CNPE aprova aumento da mistura e gasolina terá 32% de etanol a partir de agosto

Nova mistura de etanol promete reduzir preço da gasolina, mas preocupa donos de carros antigos.
CNPE aprova aumento da mistura e gasolina terá 32% de etanol a partir de agosto
Nova gasolina com 32% de etanol é aprovada e começa a valer em agosto (Foto: Reprodução)

O Conselho Nacional de Política Energética (CNPE) aprovou, nesta terça-feira (14), o aumento da mistura obrigatória de etanol anidro na gasolina, que passará de 30% para 32%. A nova composição, denominada E32, deve entrar em vigor a partir de 1º de agosto e terá validade inicial de 180 dias, com possibilidade de prorrogação pelo mesmo período.

A medida faz parte da política do Combustível do Futuro, voltada à ampliação do uso de combustíveis renováveis e à redução da dependência brasileira de derivados de petróleo importados.

Segundo o ministro de Minas e Energia, Alexandre Silveira, a mudança é respaldada por estudos técnicos e poderá se tornar permanente.

“Estamos completamente seguros de avançar para essa mistura. Muitos dos nossos veículos circulam com 100% de etanol. Eles estão preparados”, afirmou o ministro.

Governo prevê redução nas importações e queda no preço

De acordo com o Ministério de Minas e Energia, a adoção do E32 permitirá reduzir em aproximadamente 500 milhões de litros por mês a necessidade de importação de gasolina, tornando o país praticamente autossuficiente no abastecimento do combustível.

A expectativa da pasta é que a maior oferta de etanol também contribua para uma redução de cerca de R$ 0,03 por litro no preço da gasolina ao consumidor.

O CNPE informou que a decisão leva em consideração a instabilidade do mercado internacional de petróleo, agravada pelos conflitos no Oriente Médio, e busca fortalecer a participação dos biocombustíveis na matriz energética brasileira.

Testes indicam segurança para a frota

Segundo o Conselho, diversos ensaios foram realizados antes da aprovação da nova mistura.

Os testes avaliaram desempenho, dirigibilidade, consumo, partida a frio e emissão de poluentes em condições de laboratório e de uso real.

Conforme os resultados apresentados pelo governo, a gasolina com 32% de etanol apresentou comportamento semelhante ao das misturas anteriores, sem impactos relevantes no funcionamento dos veículos, inclusive aqueles equipados com motores movidos exclusivamente a gasolina.

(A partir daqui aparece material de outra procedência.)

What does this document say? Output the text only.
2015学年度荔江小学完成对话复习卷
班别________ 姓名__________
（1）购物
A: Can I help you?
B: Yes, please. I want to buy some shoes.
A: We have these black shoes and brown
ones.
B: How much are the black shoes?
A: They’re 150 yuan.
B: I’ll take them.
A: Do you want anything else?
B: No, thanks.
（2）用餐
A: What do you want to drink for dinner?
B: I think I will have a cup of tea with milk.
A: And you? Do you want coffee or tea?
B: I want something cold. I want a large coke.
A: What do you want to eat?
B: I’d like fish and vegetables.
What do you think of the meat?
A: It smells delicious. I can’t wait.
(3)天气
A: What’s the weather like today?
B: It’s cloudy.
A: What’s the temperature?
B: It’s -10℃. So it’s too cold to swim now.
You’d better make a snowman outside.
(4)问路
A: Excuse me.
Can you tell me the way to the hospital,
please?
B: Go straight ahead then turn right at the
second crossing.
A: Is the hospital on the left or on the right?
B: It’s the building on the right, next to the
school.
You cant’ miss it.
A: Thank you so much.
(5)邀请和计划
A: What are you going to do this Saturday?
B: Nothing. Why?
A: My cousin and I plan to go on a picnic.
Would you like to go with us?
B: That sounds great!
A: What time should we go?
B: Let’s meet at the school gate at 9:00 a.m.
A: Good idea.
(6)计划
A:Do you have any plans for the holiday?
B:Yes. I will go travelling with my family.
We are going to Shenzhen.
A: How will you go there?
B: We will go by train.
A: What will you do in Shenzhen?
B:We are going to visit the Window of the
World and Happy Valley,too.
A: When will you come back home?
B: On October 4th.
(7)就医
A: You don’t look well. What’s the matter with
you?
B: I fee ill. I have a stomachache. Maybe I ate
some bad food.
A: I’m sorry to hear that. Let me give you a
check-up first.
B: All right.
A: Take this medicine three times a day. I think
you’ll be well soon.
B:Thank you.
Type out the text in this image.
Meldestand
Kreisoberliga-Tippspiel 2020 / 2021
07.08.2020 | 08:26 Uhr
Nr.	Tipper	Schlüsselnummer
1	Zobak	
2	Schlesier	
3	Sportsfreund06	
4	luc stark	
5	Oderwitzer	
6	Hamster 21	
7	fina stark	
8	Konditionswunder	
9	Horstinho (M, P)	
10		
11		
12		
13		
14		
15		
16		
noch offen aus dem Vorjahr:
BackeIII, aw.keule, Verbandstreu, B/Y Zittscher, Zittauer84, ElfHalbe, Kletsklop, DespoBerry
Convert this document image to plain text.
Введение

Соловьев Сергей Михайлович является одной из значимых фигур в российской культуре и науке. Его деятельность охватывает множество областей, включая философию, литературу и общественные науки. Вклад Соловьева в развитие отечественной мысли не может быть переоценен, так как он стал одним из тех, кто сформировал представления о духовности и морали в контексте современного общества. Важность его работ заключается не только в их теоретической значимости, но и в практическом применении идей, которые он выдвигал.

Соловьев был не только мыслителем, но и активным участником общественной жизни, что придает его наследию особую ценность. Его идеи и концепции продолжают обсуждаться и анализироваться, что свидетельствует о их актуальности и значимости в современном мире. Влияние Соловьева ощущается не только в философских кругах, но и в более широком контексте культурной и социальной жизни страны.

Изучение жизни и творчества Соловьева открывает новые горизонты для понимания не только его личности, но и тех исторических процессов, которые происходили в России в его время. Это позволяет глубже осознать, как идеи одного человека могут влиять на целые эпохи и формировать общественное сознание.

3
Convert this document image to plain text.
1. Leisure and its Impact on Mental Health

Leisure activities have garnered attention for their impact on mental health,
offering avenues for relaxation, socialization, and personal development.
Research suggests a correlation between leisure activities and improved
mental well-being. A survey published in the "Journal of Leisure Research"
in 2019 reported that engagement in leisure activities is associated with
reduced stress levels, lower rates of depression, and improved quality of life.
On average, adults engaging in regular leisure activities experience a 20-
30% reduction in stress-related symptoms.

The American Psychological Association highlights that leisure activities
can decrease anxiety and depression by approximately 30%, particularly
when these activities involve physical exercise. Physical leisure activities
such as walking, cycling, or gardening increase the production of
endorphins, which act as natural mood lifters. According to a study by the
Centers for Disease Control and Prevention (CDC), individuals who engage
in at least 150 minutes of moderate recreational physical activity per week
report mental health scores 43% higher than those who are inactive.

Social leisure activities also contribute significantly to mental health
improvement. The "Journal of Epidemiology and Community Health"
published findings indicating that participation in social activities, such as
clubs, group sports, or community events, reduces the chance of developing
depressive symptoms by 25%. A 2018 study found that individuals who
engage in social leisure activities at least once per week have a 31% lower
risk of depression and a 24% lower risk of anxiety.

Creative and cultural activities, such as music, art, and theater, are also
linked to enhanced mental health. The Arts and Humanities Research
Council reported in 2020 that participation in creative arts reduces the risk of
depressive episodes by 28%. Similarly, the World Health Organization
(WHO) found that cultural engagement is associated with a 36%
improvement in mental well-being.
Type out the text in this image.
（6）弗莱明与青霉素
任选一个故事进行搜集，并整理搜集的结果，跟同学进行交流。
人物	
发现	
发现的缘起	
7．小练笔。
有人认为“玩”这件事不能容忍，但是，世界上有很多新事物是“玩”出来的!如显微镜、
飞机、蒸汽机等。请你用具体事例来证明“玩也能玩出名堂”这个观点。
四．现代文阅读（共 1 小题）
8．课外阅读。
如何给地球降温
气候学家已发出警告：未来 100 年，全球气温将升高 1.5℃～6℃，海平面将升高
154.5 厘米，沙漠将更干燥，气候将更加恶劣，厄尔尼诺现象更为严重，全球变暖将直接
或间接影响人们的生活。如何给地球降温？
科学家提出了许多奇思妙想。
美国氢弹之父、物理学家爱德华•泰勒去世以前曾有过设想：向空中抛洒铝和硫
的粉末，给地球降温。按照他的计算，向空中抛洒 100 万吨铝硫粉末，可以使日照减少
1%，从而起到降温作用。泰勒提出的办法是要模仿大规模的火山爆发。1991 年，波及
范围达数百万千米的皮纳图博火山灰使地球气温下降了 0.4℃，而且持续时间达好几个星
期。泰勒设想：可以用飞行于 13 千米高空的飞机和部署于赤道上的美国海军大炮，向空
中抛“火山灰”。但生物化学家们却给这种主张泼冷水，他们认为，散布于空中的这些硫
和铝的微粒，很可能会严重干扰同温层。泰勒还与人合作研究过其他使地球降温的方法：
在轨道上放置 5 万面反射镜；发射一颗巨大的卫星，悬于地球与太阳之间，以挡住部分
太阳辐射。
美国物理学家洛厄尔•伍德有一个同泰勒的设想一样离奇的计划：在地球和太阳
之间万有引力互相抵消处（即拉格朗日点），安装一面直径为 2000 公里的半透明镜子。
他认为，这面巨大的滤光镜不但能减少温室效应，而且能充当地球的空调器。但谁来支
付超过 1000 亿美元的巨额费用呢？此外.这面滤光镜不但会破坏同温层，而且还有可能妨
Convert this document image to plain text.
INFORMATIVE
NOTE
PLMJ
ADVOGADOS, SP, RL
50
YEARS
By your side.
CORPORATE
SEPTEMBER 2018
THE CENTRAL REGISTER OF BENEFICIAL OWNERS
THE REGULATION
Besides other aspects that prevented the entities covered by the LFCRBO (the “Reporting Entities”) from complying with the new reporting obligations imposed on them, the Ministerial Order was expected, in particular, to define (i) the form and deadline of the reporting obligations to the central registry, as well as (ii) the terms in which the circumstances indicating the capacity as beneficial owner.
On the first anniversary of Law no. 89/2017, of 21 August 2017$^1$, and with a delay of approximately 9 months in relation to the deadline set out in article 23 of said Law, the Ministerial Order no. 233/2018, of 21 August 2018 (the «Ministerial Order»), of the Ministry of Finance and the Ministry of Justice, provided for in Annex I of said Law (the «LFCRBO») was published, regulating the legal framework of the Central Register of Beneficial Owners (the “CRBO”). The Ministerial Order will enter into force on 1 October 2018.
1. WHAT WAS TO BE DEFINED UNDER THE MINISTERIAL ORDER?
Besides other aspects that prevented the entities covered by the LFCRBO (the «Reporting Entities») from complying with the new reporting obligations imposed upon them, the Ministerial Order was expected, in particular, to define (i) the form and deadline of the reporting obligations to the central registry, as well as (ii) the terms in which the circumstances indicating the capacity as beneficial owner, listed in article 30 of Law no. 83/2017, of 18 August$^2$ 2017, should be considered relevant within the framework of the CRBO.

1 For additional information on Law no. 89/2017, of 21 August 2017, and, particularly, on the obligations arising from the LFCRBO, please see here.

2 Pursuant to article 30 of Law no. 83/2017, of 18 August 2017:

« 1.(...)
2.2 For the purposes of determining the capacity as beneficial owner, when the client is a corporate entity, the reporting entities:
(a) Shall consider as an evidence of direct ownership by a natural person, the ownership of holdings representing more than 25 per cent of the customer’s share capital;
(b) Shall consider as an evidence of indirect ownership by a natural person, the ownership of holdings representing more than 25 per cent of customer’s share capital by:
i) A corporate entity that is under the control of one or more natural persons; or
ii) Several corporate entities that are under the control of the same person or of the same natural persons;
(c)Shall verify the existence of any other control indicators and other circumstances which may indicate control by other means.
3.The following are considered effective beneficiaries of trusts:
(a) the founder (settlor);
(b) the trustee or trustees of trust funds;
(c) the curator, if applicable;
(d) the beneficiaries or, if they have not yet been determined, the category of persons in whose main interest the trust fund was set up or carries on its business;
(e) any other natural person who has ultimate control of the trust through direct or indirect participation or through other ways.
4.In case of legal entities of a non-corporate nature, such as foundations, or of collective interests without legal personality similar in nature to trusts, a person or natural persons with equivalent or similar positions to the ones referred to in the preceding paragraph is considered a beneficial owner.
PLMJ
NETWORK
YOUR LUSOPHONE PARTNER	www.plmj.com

Especialistas alertam para veículos mais antigos

Apesar das conclusões dos testes oficiais, engenheiros e especialistas ouvidos por diferentes veículos de comunicação avaliam que alguns automóveis, principalmente os mais antigos ou importados, podem sofrer impactos com o aumento da concentração de etanol.

Entre os principais riscos apontados estão:

  • aumento no consumo de combustível, devido ao menor poder calorífico do etanol;
  • desgaste precoce de componentes do sistema de alimentação;
  • corrosão de peças metálicas;
  • maior absorção de água pelo combustível, favorecendo processos de oxidação.

Os técnicos explicam que muitos veículos antigos foram projetados para operar com percentuais menores de etanol na gasolina, o que pode comprometer a durabilidade de mangueiras, bombas, vedações e demais componentes em contato direto com o combustível.

Setor sucroenergético comemora decisão

A União da Indústria de Cana-de-Açúcar e Bioenergia (Unica) avaliou que a medida representa mais um avanço na política brasileira de incentivo aos combustíveis renováveis.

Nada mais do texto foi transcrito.